A pequena Sofia Marques tinha 9 meses quando uma avalanche de lama com rejeito de minério de ferro invadiu sua cidade, a mineira Barra Longa, na madrugada de 6 de novembro de 2015. Dois anos depois, ela vive à base de antialérgicos, corticoides e broncodilatadores e sente uma dor forte na perna que os médicos não conseguem explicar.
Ao contrário do que aconteceu com os distritos rurais de Bento Rodrigues e Paracatu, cujos moradores foram transferidos para Mariana depois que seus vilarejos foram soterrados pelo rompimento da barragem da mineradora Samarco, em Barra Longa os atingidos, em sua maioria, não foram desalojados.
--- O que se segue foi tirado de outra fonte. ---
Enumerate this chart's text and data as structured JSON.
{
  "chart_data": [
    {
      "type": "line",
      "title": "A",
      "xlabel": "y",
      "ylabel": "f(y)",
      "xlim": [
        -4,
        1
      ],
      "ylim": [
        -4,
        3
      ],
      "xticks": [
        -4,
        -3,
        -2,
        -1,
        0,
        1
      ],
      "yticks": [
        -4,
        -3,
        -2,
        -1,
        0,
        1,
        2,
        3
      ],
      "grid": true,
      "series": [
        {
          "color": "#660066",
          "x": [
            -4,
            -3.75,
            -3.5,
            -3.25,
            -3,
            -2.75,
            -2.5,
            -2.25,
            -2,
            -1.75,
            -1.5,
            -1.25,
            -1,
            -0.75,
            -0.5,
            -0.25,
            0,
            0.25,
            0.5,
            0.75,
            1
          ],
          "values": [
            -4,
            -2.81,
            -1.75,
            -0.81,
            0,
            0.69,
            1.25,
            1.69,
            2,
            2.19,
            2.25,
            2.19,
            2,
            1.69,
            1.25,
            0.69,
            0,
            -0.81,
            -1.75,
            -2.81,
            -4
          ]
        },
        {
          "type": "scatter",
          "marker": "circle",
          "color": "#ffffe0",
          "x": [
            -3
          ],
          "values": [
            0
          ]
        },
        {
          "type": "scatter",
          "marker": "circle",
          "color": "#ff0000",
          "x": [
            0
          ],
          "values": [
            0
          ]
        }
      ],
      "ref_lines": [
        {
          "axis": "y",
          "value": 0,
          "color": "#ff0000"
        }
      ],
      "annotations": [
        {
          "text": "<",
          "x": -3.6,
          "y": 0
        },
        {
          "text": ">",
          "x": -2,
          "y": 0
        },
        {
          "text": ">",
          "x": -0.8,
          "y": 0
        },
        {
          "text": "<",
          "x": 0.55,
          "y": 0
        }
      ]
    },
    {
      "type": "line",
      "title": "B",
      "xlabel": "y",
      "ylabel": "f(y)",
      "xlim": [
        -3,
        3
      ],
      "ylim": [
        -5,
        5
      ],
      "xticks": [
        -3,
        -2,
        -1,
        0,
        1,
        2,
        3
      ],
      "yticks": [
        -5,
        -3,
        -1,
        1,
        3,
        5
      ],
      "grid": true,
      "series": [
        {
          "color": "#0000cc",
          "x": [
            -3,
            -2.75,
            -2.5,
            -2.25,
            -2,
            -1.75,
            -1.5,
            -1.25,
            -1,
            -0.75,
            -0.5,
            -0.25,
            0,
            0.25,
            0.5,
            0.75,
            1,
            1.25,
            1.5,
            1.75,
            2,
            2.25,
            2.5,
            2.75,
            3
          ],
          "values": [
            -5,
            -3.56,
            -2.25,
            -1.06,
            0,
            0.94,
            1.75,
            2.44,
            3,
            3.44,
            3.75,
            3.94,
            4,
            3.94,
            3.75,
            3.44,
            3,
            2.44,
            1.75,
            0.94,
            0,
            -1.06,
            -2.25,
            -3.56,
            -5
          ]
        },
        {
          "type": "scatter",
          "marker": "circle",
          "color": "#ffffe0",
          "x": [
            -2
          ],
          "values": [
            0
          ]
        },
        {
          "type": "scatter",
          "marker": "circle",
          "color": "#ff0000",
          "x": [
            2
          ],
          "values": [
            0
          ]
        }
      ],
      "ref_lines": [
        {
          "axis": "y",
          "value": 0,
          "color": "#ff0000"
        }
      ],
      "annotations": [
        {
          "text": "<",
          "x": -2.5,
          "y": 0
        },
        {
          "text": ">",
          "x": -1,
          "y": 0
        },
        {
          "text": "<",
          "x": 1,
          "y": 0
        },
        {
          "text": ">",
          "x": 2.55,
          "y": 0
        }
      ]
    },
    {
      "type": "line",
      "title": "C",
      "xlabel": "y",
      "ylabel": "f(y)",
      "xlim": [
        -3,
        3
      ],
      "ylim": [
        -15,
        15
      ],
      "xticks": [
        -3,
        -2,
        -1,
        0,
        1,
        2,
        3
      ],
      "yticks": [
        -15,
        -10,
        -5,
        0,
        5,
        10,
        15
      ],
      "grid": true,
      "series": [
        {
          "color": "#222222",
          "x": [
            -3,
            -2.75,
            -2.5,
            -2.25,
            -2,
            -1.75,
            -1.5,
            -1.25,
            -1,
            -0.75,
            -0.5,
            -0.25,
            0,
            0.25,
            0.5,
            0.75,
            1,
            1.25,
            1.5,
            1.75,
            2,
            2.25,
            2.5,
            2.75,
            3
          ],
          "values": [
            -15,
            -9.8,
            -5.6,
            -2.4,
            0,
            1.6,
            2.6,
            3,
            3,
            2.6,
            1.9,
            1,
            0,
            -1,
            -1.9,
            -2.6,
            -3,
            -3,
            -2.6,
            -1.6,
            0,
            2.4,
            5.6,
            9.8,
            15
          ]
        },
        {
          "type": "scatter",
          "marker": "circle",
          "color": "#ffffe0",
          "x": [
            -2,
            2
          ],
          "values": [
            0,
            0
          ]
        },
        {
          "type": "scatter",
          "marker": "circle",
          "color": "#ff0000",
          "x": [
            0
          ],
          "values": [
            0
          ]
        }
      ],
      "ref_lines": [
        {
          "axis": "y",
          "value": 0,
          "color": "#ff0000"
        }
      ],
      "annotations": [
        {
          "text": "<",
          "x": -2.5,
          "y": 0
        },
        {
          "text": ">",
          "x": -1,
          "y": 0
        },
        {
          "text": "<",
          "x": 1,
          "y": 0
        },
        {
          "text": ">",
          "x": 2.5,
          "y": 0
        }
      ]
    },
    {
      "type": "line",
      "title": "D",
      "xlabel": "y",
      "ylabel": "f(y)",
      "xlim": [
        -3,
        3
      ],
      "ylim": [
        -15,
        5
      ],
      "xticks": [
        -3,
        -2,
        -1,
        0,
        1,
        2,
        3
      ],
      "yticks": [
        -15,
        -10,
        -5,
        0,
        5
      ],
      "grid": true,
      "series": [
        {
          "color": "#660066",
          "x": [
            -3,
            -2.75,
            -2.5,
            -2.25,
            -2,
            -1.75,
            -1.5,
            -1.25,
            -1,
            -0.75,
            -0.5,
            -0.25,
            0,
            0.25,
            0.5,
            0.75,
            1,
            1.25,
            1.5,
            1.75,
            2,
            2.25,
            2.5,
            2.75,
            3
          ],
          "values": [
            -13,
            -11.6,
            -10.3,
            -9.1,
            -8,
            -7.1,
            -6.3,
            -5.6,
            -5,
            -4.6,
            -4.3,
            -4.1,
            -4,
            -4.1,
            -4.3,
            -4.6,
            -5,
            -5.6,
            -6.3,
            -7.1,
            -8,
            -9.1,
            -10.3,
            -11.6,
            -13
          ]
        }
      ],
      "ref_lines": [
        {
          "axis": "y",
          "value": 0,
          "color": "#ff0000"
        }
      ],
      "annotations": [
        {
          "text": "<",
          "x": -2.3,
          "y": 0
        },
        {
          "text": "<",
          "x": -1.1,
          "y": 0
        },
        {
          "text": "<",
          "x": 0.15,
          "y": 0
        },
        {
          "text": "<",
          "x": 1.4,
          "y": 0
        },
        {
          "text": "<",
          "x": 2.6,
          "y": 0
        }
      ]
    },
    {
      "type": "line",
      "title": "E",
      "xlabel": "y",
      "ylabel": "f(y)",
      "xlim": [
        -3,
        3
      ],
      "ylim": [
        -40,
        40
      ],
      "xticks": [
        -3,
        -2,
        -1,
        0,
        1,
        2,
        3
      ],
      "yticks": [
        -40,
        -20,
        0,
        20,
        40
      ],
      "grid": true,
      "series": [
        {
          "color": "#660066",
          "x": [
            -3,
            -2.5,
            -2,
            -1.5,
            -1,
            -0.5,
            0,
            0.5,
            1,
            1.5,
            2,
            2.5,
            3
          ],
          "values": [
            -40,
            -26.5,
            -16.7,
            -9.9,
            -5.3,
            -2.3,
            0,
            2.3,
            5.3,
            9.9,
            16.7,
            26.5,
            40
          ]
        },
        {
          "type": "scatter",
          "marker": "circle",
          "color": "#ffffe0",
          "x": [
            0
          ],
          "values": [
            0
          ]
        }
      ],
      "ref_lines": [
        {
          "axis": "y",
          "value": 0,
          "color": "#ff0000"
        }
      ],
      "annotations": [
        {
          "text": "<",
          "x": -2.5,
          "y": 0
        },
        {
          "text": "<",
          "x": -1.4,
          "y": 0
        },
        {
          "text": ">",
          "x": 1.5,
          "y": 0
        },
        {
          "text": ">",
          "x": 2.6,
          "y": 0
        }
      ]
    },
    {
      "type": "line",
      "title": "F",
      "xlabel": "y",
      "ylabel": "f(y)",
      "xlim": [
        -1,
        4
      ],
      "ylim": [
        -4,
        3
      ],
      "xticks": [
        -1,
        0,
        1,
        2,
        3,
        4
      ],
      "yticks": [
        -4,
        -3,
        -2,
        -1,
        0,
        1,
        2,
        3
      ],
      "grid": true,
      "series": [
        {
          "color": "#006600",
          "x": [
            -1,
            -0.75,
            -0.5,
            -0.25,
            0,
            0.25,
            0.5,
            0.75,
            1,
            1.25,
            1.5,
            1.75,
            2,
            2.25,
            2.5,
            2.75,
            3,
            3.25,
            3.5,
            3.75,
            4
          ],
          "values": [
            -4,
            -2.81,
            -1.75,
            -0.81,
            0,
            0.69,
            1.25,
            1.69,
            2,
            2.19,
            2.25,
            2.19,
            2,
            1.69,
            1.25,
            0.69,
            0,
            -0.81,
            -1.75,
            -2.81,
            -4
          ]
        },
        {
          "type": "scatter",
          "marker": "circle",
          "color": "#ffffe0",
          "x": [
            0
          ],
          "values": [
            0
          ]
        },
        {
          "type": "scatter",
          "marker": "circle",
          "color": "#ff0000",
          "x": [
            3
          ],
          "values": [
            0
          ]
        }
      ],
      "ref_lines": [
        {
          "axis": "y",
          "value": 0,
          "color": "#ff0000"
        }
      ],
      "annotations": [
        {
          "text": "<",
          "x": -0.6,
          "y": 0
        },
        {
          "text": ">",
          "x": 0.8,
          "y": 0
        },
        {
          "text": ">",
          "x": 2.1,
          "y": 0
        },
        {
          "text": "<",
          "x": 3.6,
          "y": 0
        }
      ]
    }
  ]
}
Eles permaneceram na cidade durante sua reconstrução.
Parte da lama foi removida no decorrer de um ano após o desastre, parte foi aterrada no campo de futebol e no parque de exposições, parte virou bloquete de calçamento e parte secou, virou pó e se espalhou pela cidade com o fluxo de caminhões e veículos pesados.
Desde o desastre, os corredores da Unidade de Pronto Atendimento (UPA) e da Policlínica estão repletos de casos de alergias de pele e de doenças respiratórias. Como não há médicos especialistas nessas áreas na cidade de 6,2 mil habitantes, muitos casos são encaminhados para Ponte Nova, a 60 quilômetros.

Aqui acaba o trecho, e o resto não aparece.